I also taught a class at Merritt College called Manhood Training. I taught brother Rickey Clay (Bakari of Uhuru House) one on one. He had performed the role of Revolutionary Man in In the Name of Love at Laney. After my class he actually joined the revolutionary Uhuru House and has been there ever since. He is currently in charge of the local Uhuru Movement.

During this time the brothers from the Black Men's Conference wanted to support Dr. Nathan Hare for superintendent of Oakland Public Schools. We held a rally at Oakland High School, but when we discovered some negative background issues about Dr. Hare, we withdrew his name. But during that rally at Oakland High I met an English teacher named Marsha Satterfield who had studied my writings while a student at Southern University in Louisiana. She was highly intelligent and a dedicated teacher and soon we were living together. She became part of my polygamous family. She put up with my madness for quite some time, allowing me to subject her and my other women to much stress and abuse, verbal and physical. At a cast party, she and Hurriyah fought over whose time it was to be with me. The fight started when Marsha called Hurriyah a bitch, something Hurriyah didn't play, being a Chicago woman.

As director and writer, I took full advantage of the women, causing one dancer to tell me, "I'm not givin you no pussy, Marvin, you got enough already!"

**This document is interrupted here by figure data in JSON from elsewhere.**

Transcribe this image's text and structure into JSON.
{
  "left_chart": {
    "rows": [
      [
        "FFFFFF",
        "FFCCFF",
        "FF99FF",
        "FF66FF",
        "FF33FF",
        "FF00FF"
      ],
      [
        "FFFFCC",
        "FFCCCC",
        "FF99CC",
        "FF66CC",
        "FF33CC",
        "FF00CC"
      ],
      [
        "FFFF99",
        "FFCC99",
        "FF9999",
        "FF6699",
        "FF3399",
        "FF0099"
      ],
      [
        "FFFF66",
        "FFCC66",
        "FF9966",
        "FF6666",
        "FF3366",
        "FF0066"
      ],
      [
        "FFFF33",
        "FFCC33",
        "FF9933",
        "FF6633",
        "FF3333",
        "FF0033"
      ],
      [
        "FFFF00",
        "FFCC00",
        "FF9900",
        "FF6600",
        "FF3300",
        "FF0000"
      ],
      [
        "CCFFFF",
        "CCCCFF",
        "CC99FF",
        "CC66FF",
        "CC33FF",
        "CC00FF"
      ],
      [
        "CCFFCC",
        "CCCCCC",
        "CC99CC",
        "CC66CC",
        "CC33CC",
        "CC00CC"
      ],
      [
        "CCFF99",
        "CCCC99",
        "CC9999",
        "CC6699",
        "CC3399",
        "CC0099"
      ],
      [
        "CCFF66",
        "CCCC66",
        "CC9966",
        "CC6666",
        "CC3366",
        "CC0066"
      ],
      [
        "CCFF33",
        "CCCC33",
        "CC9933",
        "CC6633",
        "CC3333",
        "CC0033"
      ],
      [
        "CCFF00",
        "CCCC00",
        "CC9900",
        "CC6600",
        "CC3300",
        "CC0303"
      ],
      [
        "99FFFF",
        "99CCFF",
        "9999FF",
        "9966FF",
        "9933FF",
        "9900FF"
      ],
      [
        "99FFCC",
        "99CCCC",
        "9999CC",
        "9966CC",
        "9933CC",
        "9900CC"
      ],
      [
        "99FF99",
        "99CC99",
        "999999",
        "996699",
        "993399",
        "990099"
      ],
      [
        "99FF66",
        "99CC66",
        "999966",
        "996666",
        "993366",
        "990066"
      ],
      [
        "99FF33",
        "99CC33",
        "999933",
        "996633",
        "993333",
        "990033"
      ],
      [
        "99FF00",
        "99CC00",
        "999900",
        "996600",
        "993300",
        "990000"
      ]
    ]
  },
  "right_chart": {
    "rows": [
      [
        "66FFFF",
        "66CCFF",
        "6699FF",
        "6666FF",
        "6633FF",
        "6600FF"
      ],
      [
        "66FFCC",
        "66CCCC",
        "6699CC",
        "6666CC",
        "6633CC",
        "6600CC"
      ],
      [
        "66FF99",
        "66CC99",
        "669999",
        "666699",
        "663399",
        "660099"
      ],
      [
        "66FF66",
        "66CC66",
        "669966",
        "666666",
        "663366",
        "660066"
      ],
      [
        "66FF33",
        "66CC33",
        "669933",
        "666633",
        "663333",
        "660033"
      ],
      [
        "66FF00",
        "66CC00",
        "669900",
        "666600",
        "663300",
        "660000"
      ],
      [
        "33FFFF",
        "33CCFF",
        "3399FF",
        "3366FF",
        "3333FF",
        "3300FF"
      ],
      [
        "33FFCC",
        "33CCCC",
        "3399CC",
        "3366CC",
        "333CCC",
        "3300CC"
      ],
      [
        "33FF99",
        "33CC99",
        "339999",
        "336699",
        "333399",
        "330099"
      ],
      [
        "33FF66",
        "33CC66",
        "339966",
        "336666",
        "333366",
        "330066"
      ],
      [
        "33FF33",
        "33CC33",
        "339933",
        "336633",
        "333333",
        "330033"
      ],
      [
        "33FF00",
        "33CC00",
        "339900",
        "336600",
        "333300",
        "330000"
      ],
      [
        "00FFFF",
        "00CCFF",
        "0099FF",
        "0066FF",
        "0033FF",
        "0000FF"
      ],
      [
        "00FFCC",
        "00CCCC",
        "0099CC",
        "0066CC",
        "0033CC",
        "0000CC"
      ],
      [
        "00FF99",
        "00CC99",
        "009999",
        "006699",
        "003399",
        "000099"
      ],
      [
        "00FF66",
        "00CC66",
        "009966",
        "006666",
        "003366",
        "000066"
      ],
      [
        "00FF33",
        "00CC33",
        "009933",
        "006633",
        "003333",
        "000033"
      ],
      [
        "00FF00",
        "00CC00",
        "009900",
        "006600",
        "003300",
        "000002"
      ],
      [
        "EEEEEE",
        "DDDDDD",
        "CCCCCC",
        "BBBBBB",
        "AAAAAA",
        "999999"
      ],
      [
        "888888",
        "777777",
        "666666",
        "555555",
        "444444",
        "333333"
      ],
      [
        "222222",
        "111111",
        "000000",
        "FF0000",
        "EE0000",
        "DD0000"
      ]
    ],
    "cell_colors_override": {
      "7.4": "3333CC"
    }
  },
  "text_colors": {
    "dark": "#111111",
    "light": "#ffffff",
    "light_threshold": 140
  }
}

One day I got a call from Dessie X to come rescue her from an abusive situation with a Muslim minister in San Francisco. I let her stay at my house and introduced her to Mustafa Abul Rahim, whose family had won the million dollars. Mustafa proceeded to abuse her as well, even though Dessie X had killed a white man in the South who tried to rape her and won release from prison after the Uhuru Movement came to her defense and spread propaganda about her cause. So I had to take her from Mustafa and put her under my care. When I got a temporary teaching job near Fresno, I took her with me until she started seeing ghosts while I was at work. Eldridge told me to be patient with her because she had only recently gotten out of prison and was still traumatized. I took his advice but Dessie made the mistake of calling my mother and telling her she was one of my wives. Mom told her she didn't want to hear anything about Marvin and his wives, please don't call her again.

I soon returned Dessie to the Bay Area and dropped her off at the Black Muslim Bakery where she hooked up with a brother and was married to him until she made her transition (may she rest in peace).

I was soon joined in Fresno by Eldridge Cleaver. This time he was not making dick pants but dick pots. He designed stone planters with a giant phallus at one end. When he brought People's magazine to my house for a story about his planters, I told him it was time to go and we parted again.